Total income – Includes all of the cash inflows that an individual receives from the various sources of income (Salary, dividends, rental income, gifts, etc.)

Total Expenses – Includes all of the cash outflows that an individual spends to cover expenditures (Rent, utilities, phone, insurance, etc.)

Calculating Your Total Income

Sources of Income

Value

Salary RM 8,000

Dividends RM 1,000

Gifts RM 500

Bonus RM 2,000

Total Income RM 11,500

Calculating Your Total Expenses

Expenses

Value

Rent RM 1,200

Gas RM 600

Electricity RM 120

Water RM 80

Savings RM 100

Tuition RM 3,200

Health Insurance RM 150

Total Expenses RM 5,450

Calculating Your Net Income

Net Income

Value

Total Income RM 11,500

Total Expenses RM 5,450

Net Income RM 6,050

1.5 Credit Report and Score

A credit report is a documented record of an individual’s credit activity. It contains the following information:

Personal Identifying Information: Name, Address, IC, etc.
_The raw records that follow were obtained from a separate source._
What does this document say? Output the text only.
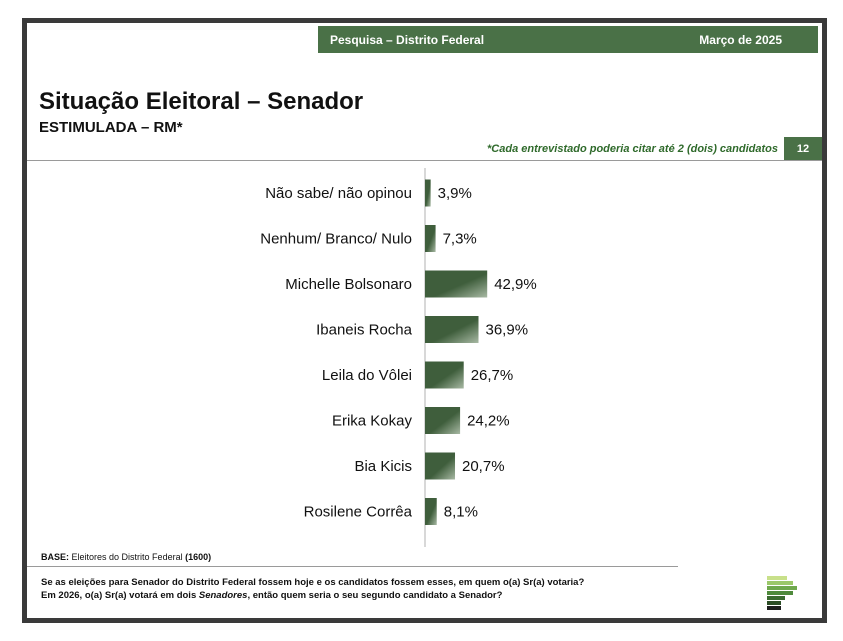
Pesquisa – Distrito Federal	Março de 2025
Situação Eleitoral – Senador
ESTIMULADA – RM*
*Cada entrevistado poderia citar até 2 (dois) candidatos	12
Não sabe/ não opinou 3,9%
Nenhum/ Branco/ Nulo 7,3%
Michelle Bolsonaro	42,9%
Ibaneis Rocha	36,9%
Leila do Vôlei	26,7%
Erika Kokay	24,2%
Bia Kicis	20,7%
Rosilene Corrêa 8,1%
BASE: Eleitores do Distrito Federal (1600)
Se as eleições para Senador do Distrito Federal fossem hoje e os candidatos fossem esses, em quem o(a) Sr(a) votaria?
Em 2026, o(a) Sr(a) votará em dois Senadores, então quem seria o seu segundo candidato a Senador?
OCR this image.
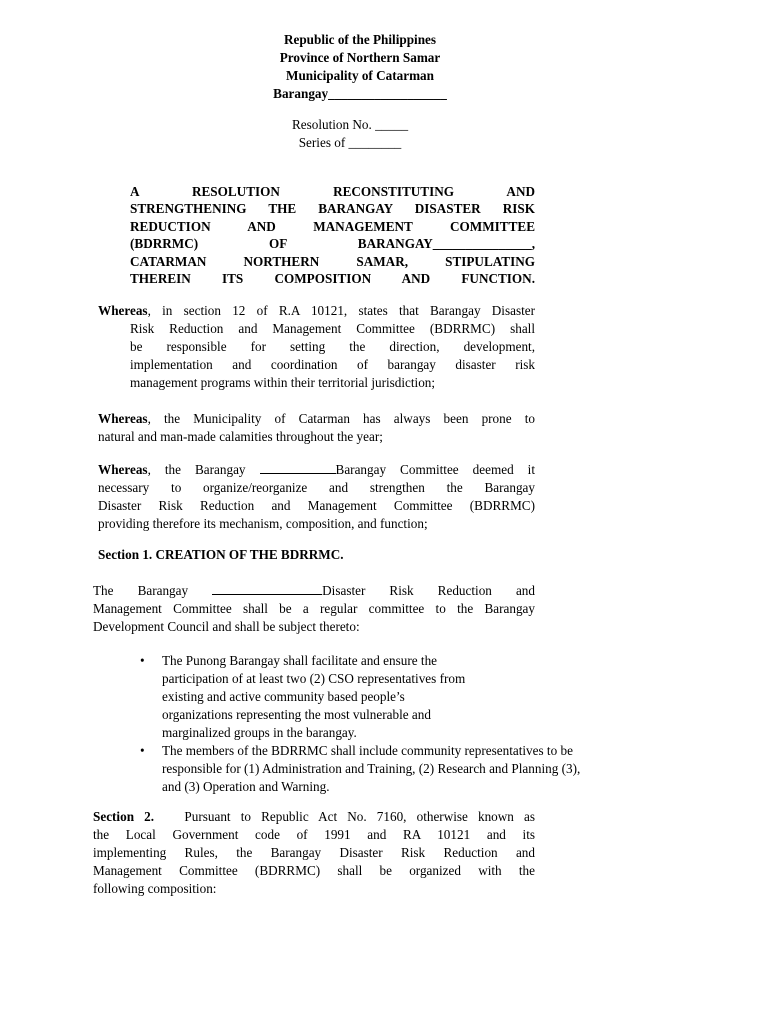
Republic of the Philippines
Province of Northern Samar
Municipality of Catarman
Barangay__________________
Resolution No. _____
Series of ________
A RESOLUTION RECONSTITUTING AND
STRENGTHENING THE BARANGAY DISASTER RISK
REDUCTION AND MANAGEMENT COMMITTEE
(BDRRMC) OF BARANGAY_______________,
CATARMAN NORTHERN SAMAR, STIPULATING
THEREIN ITS COMPOSITION AND FUNCTION.
Whereas, in section 12 of R.A 10121, states that Barangay Disaster
Risk Reduction and Management Committee (BDRRMC) shall
be responsible for setting the direction, development,
implementation and coordination of barangay disaster risk
management programs within their territorial jurisdiction;
Whereas, the Municipality of Catarman has always been prone to
natural and man-made calamities throughout the year;
Whereas, the Barangay	Barangay Committee deemed it
necessary to organize/reorganize and strengthen the Barangay
Disaster Risk Reduction and Management Committee (BDRRMC)
providing therefore its mechanism, composition, and function;
Section 1. CREATION OF THE BDRRMC.
The Barangay	Disaster Risk Reduction and
Management Committee shall be a regular committee to the Barangay
Development Council and shall be subject thereto:
• The Punong Barangay shall facilitate and ensure the
participation of at least two (2) CSO representatives from
existing and active community based people’s
organizations representing the most vulnerable and
marginalized groups in the barangay.
• The members of the BDRRMC shall include community representatives to be
responsible for (1) Administration and Training, (2) Research and Planning (3),
and (3) Operation and Warning.
Section 2. Pursuant to Republic Act No. 7160, otherwise known as
the Local Government code of 1991 and RA 10121 and its
implementing Rules, the Barangay Disaster Risk Reduction and
Management Committee (BDRRMC) shall be organized with the
following composition:
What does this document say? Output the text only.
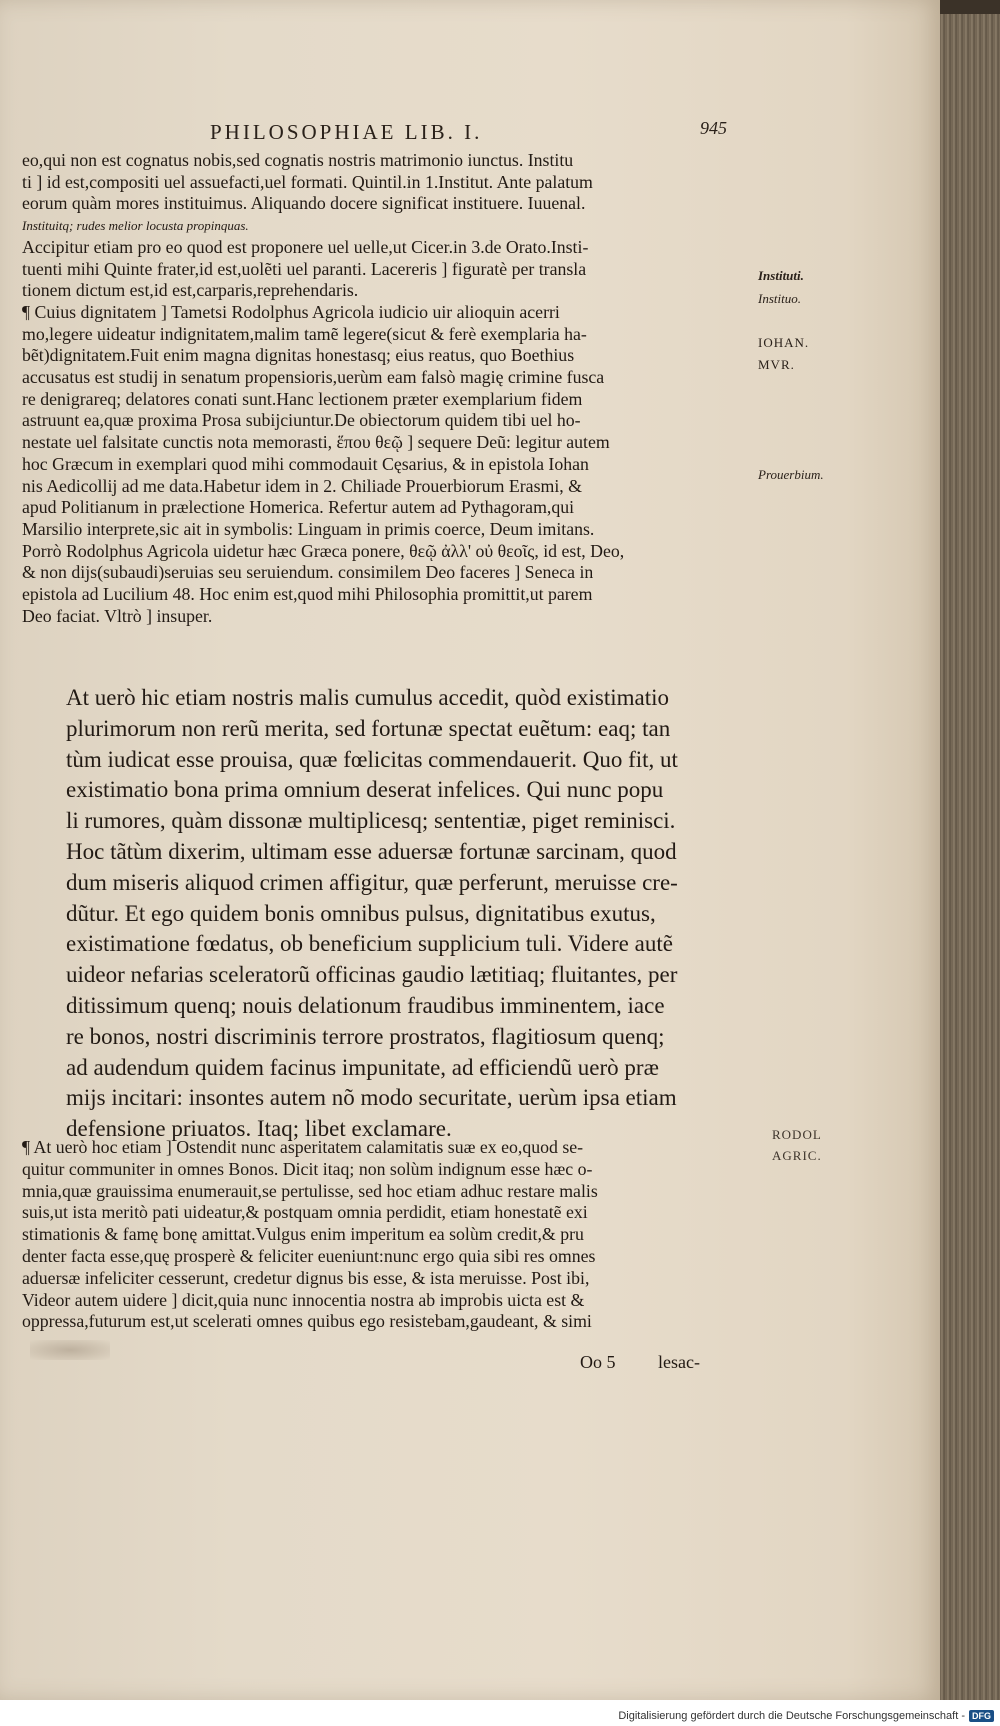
PHILOSOPHIAE LIB. I.	945
eo,qui non est cognatus nobis,sed cognatis nostris matrimonio iunctus. Institu
ti ] id est,compositi uel assuefacti,uel formati. Quintil.in 1.Institut. Ante palatum
eorum quàm mores instituimus. Aliquando docere significat instituere. Iuuenal.
Instituitq; rudes melior locusta propinquas.
Accipitur etiam pro eo quod est proponere uel uelle,ut Cicer.in 3.de Orato.Insti-
tuenti mihi Quinte frater,id est,uolẽti uel paranti. Lacereris ] figuratè per transla
tionem dictum est,id est,carparis,reprehendaris.
¶ Cuius dignitatem ] Tametsi Rodolphus Agricola iudicio uir alioquin acerri
mo,legere uideatur indignitatem,malim tamẽ legere(sicut & ferè exemplaria ha-
bẽt)dignitatem.Fuit enim magna dignitas honestasq; eius reatus, quo Boethius
accusatus est studij in senatum propensioris,uerùm eam falsò magię crimine fusca
re denigrareq; delatores conati sunt.Hanc lectionem præter exemplarium fidem
astruunt ea,quæ proxima Prosa subijciuntur.De obiectorum quidem tibi uel ho-
nestate uel falsitate cunctis nota memorasti, ἕπου θεῷ ] sequere Deũ: legitur autem
hoc Græcum in exemplari quod mihi commodauit Cęsarius, & in epistola Iohan
nis Aedicollij ad me data.Habetur idem in 2. Chiliade Prouerbiorum Erasmi, &
apud Politianum in prælectione Homerica. Refertur autem ad Pythagoram,qui
Marsilio interprete,sic ait in symbolis: Linguam in primis coerce, Deum imitans.
Porrò Rodolphus Agricola uidetur hæc Græca ponere, θεῷ ἀλλ' οὐ θεοῖς, id est, Deo,
& non dijs(subaudi)seruias seu seruiendum. consimilem Deo faceres ] Seneca in
epistola ad Lucilium 48. Hoc enim est,quod mihi Philosophia promittit,ut parem
Deo faciat. Vltrò ] insuper.
At uerò hic etiam nostris malis cumulus accedit, quòd existimatio
plurimorum non rerũ merita, sed fortunæ spectat euẽtum: eaq; tan
tùm iudicat esse prouisa, quæ fœlicitas commendauerit. Quo fit, ut
existimatio bona prima omnium deserat infelices. Qui nunc popu
li rumores, quàm dissonæ multiplicesq; sententiæ, piget reminisci.
Hoc tãtùm dixerim, ultimam esse aduersæ fortunæ sarcinam, quod
dum miseris aliquod crimen affigitur, quæ perferunt, meruisse cre-
dũtur. Et ego quidem bonis omnibus pulsus, dignitatibus exutus,
existimatione fœdatus, ob beneficium supplicium tuli. Videre autẽ
uideor nefarias sceleratorũ officinas gaudio lætitiaq; fluitantes, per
ditissimum quenq; nouis delationum fraudibus imminentem, iace
re bonos, nostri discriminis terrore prostratos, flagitiosum quenq;
ad audendum quidem facinus impunitate, ad efficiendũ uerò præ
mijs incitari: insontes autem nõ modo securitate, uerùm ipsa etiam
defensione priuatos. Itaq; libet exclamare.
¶ At uerò hoc etiam ] Ostendit nunc asperitatem calamitatis suæ ex eo,quod se-
quitur communiter in omnes Bonos. Dicit itaq; non solùm indignum esse hæc o-
mnia,quæ grauissima enumerauit,se pertulisse, sed hoc etiam adhuc restare malis
suis,ut ista meritò pati uideatur,& postquam omnia perdidit, etiam honestatẽ exi
stimationis & famę bonę amittat.Vulgus enim imperitum ea solùm credit,& pru
denter facta esse,quę prosperè & feliciter eueniunt:nunc ergo quia sibi res omnes
aduersæ infeliciter cesserunt, credetur dignus bis esse, & ista meruisse. Post ibi,
Videor autem uidere ] dicit,quia nunc innocentia nostra ab improbis uicta est &
oppressa,futurum est,ut scelerati omnes quibus ego resistebam,gaudeant, & simi
Instituti.
Instituo.
IOHAN.
MVR.
Prouerbium.
RODOL
AGRIC.
Oo 5 lesac-
Digitalisierung gefördert durch die Deutsche Forschungsgemeinschaft - DFG
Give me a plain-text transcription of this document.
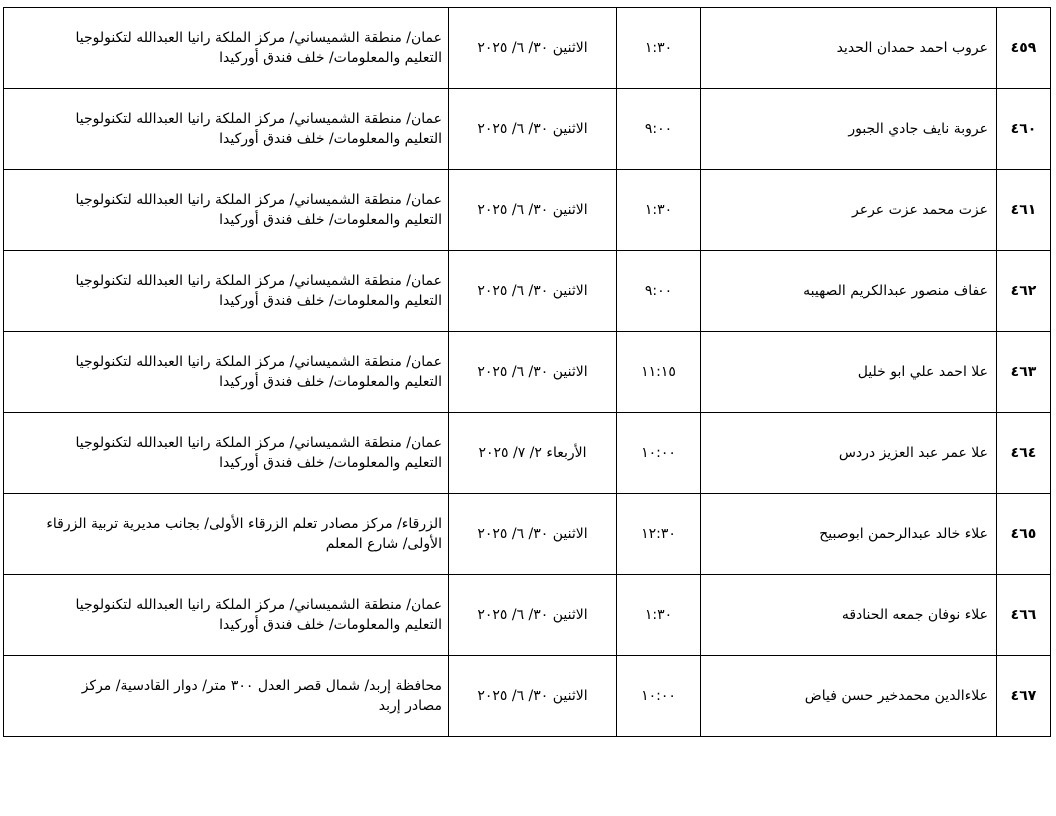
٤٥٩	عروب احمد حمدان الحديد	١:٣٠	الاثنين ٣٠/ ٦/ ٢٠٢٥	عمان/ منطقة الشميساني/ مركز الملكة رانيا العبدالله لتكنولوجيا
التعليم والمعلومات/ خلف فندق أوركيدا

٤٦٠	عروبة نايف جادي الجبور	٩:٠٠	الاثنين ٣٠/ ٦/ ٢٠٢٥	عمان/ منطقة الشميساني/ مركز الملكة رانيا العبدالله لتكنولوجيا
التعليم والمعلومات/ خلف فندق أوركيدا

٤٦١	عزت محمد عزت عرعر	١:٣٠	الاثنين ٣٠/ ٦/ ٢٠٢٥	عمان/ منطقة الشميساني/ مركز الملكة رانيا العبدالله لتكنولوجيا
التعليم والمعلومات/ خلف فندق أوركيدا

٤٦٢	عفاف منصور عبدالكريم الصهيبه	٩:٠٠	الاثنين ٣٠/ ٦/ ٢٠٢٥	عمان/ منطقة الشميساني/ مركز الملكة رانيا العبدالله لتكنولوجيا
التعليم والمعلومات/ خلف فندق أوركيدا

٤٦٣	علا احمد علي ابو خليل	١١:١٥	الاثنين ٣٠/ ٦/ ٢٠٢٥	عمان/ منطقة الشميساني/ مركز الملكة رانيا العبدالله لتكنولوجيا
التعليم والمعلومات/ خلف فندق أوركيدا

٤٦٤	علا عمر عبد العزيز دردس	١٠:٠٠	الأربعاء ٢/ ٧/ ٢٠٢٥	عمان/ منطقة الشميساني/ مركز الملكة رانيا العبدالله لتكنولوجيا
التعليم والمعلومات/ خلف فندق أوركيدا

٤٦٥	علاء خالد عبدالرحمن ابوصبيح	١٢:٣٠	الاثنين ٣٠/ ٦/ ٢٠٢٥	الزرقاء/ مركز مصادر تعلم الزرقاء الأولى/ بجانب مديرية تربية الزرقاء
الأولى/ شارع المعلم

٤٦٦	علاء نوفان جمعه الحنادقه	١:٣٠	الاثنين ٣٠/ ٦/ ٢٠٢٥	عمان/ منطقة الشميساني/ مركز الملكة رانيا العبدالله لتكنولوجيا
التعليم والمعلومات/ خلف فندق أوركيدا

٤٦٧	علاءالدين محمدخير حسن فياض	١٠:٠٠	الاثنين ٣٠/ ٦/ ٢٠٢٥	محافظة إربد/ شمال قصر العدل ٣٠٠ متر/ دوار القادسية/ مركز
مصادر إربد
Record of Credit Accounts: Account balances, payment history and date of opening account

Bankruptcy filings: Any recent bankruptcy filings recorded

Inquiries: Lists of agencies or organizations that have requested your credit report

1.5 Credit Score and Reports

A credit score is a three-digit score that is derived from an individual’s credit report. It is a prime predictor, according to lenders, of the likelihood one may default on repaying a loan. FICO, a leading US credit rating agency, uses the range of 300 (low) to 850 (high).

1.5 Good Debt vs. Bad Debt

Halal or Haraam?

• The Islamic legality should be looked into before borrowing

• Interest-based borrowing is NOT allowed according to Islamic principles.

Acquiring debt for short-term consumption

• This involves acquiring significant debt for short-term items, such as consumer products, vehicles and vacations.

• This type of borrowing is not preferable and is detrimental to one’s financial health.

Acquiring debt for long-term investment

• This type of borrowing involves acquiring significant debt for long-term items, such as college education or home purchase.

1.6 Debt OverloadKey Points to take note of well dealing

with debt

Debt Overload Ratio = total debt / annual income (should be ideally 10 – 20% of one’s annual income)

Beware of the lure to easy credit

Beware of the effect that debt can have to those around you

Although, good debt is preferable to bad debt, too much good debt is also not a good thing.